The Mia Mottley administration’s decision to raise US$500 million (BDS$1 billion) on international capital markets has drawn fierce criticism from the Senate opposition, which claims the move will saddle taxpayers with tens of millions in extra costs.
As the Senate took up the bond issue on Wednesday, Senator Ryan Walters delivered a blistering critique of the government’s approach, accusing it of “borrowing to pay off borrowed money” and burdening Barbadians with higher interest payments that could have been avoided.
The bond, which the government has already issued at an interest rate of eight per cent, is intended to refinance a US$340m (BDS$680m) bond originally due to mature in 2029, as well as pay down a portion of the country’s obligations to the International Monetary Fund (IMF).
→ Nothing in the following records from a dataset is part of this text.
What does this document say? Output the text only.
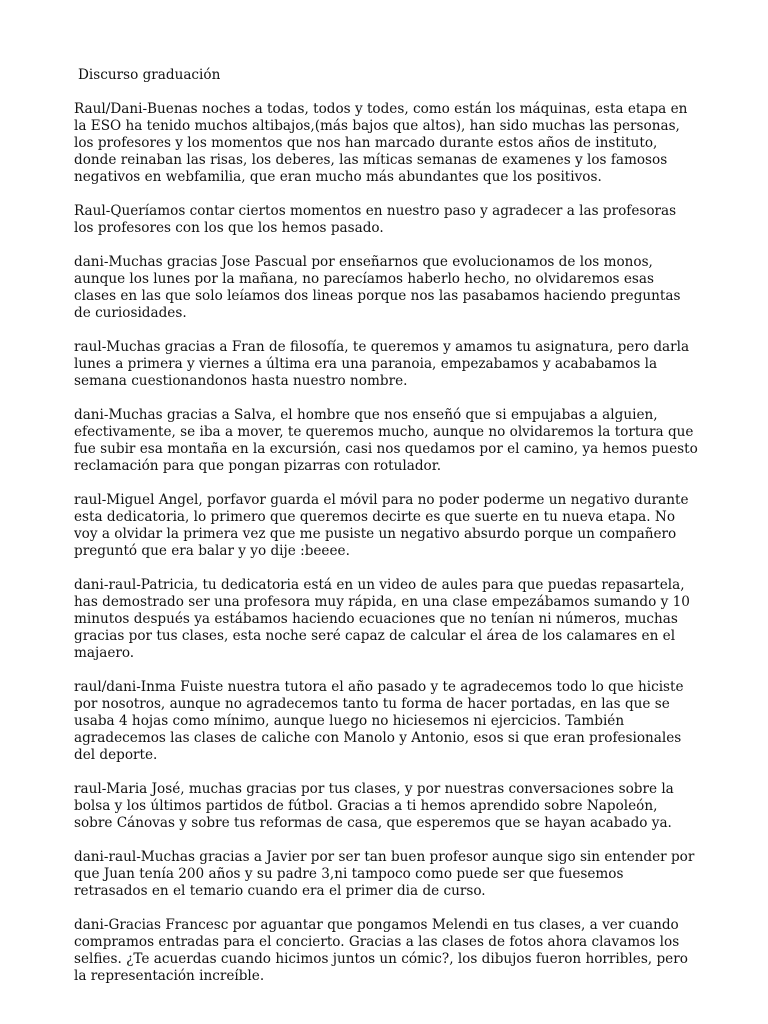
Discurso graduación

Raul/Dani-Buenas noches a todas, todos y todes, como están los máquinas, esta etapa en la ESO ha tenido muchos altibajos,(más bajos que altos), han sido muchas las personas, los profesores y los momentos que nos han marcado durante estos años de instituto, donde reinaban las risas, los deberes, las míticas semanas de examenes y los famosos negativos en webfamilia, que eran mucho más abundantes que los positivos.

Raul-Queríamos contar ciertos momentos en nuestro paso y agradecer a las profesoras los profesores con los que los hemos pasado.

dani-Muchas gracias Jose Pascual por enseñarnos que evolucionamos de los monos, aunque los lunes por la mañana, no parecíamos haberlo hecho, no olvidaremos esas clases en las que solo leíamos dos lineas porque nos las pasabamos haciendo preguntas de curiosidades.

raul-Muchas gracias a Fran de filosofía, te queremos y amamos tu asignatura, pero darla lunes a primera y viernes a última era una paranoia, empezabamos y acababamos la semana cuestionandonos hasta nuestro nombre.

dani-Muchas gracias a Salva, el hombre que nos enseñó que si empujabas a alguien, efectivamente, se iba a mover, te queremos mucho, aunque no olvidaremos la tortura que fue subir esa montaña en la excursión, casi nos quedamos por el camino, ya hemos puesto reclamación para que pongan pizarras con rotulador.

raul-Miguel Angel, porfavor guarda el móvil para no poder poderme un negativo durante esta dedicatoria, lo primero que queremos decirte es que suerte en tu nueva etapa. No voy a olvidar la primera vez que me pusiste un negativo absurdo porque un compañero preguntó que era balar y yo dije :beeee.

dani-raul-Patricia, tu dedicatoria está en un video de aules para que puedas repasartela, has demostrado ser una profesora muy rápida, en una clase empezábamos sumando y 10 minutos después ya estábamos haciendo ecuaciones que no tenían ni números, muchas gracias por tus clases, esta noche seré capaz de calcular el área de los calamares en el majaero.

raul/dani-Inma Fuiste nuestra tutora el año pasado y te agradecemos todo lo que hiciste por nosotros, aunque no agradecemos tanto tu forma de hacer portadas, en las que se usaba 4 hojas como mínimo, aunque luego no hiciesemos ni ejercicios. También agradecemos las clases de caliche con Manolo y Antonio, esos si que eran profesionales del deporte.

raul-Maria José, muchas gracias por tus clases, y por nuestras conversaciones sobre la bolsa y los últimos partidos de fútbol. Gracias a ti hemos aprendido sobre Napoleón, sobre Cánovas y sobre tus reformas de casa, que esperemos que se hayan acabado ya.

dani-raul-Muchas gracias a Javier por ser tan buen profesor aunque sigo sin entender por que Juan tenía 200 años y su padre 3,ni tampoco como puede ser que fuesemos retrasados en el temario cuando era el primer dia de curso.

dani-Gracias Francesc por aguantar que pongamos Melendi en tus clases, a ver cuando compramos entradas para el concierto. Gracias a las clases de fotos ahora clavamos los selfies. ¿Te acuerdas cuando hicimos juntos un cómic?, los dibujos fueron horribles, pero la representación increíble.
But Walters warned that the move comes with steep financial consequences.
“Let us call it what it is,” he insisted. “The government is borrowing money or seeks to borrow money to pay off its existing loans…. [Does it make] any sense today that the government should seek to borrow at eight per cent to clear debts that are at 6.5 per cent and under four per cent? I say it does not.”
The senator calculated that the higher coupon alone would add at least $60 million to interest outlays between now and 2029. He accused the Mia Mottley administration of “kicking the can down the road” on debt repayment.
Senator Walters added: “Every time there is a repayment of a debt of the Government of Barbados, the government finds a creative way to not pay the debt that the country has. That is a problem.”
The opposition senator also questioned the second stated purpose of the new borrowing — prepaying a portion of outstanding loans to the International Monetary Fund (IMF). Noting that previous IMF programmes in 1991 and 2013 were repaid from current revenues, he asked why the government now needed “to borrow money to pay existing loans when they claim the economy is growing rapidly”.
“All of these months of consecutive growth, you hear the claim that unemployment is at an all-time low, the best ever in the history of the country— so we are told. But yet we still have to borrow money to pay loans,” he said. “We have just heard weeks ago that Barbados will get its last loan from the IMF, and in less than a month, we are asked to borrow money to pay the IMF loans. It is ridiculous . . . when we hear that investor confidence has been renewed in this country. Something is not adding up.”
Senator Walters stated that the refinancing follows a pattern of rollovers and restructurings that have already cost local institutions dearly, and not foreign investors. He pointed to the 2018 domestic debt exchange, which slashed National Insurance Scheme investment returns; the 2020-22 debt-for-nature conversion; and the 2024 debt-for-climate swap, which he claimed together shaved “close to $2 billion” off NIS asset values.
“What we are saying today though [is] that the foreign investors get the benefit of that because they’re not taking a hit. They’re getting eight per cent, they’re getting even more than our existing debt, double in some instances…. Why do we have to repay 24 months before it is due? The bond debt is 6.5 per cent. When would we go into an arrangement to pay eight per cent for four years that will cost taxpayers at least $60 million over that period? Money that could be going to our police force to give them a pay increase to help them to fight crime.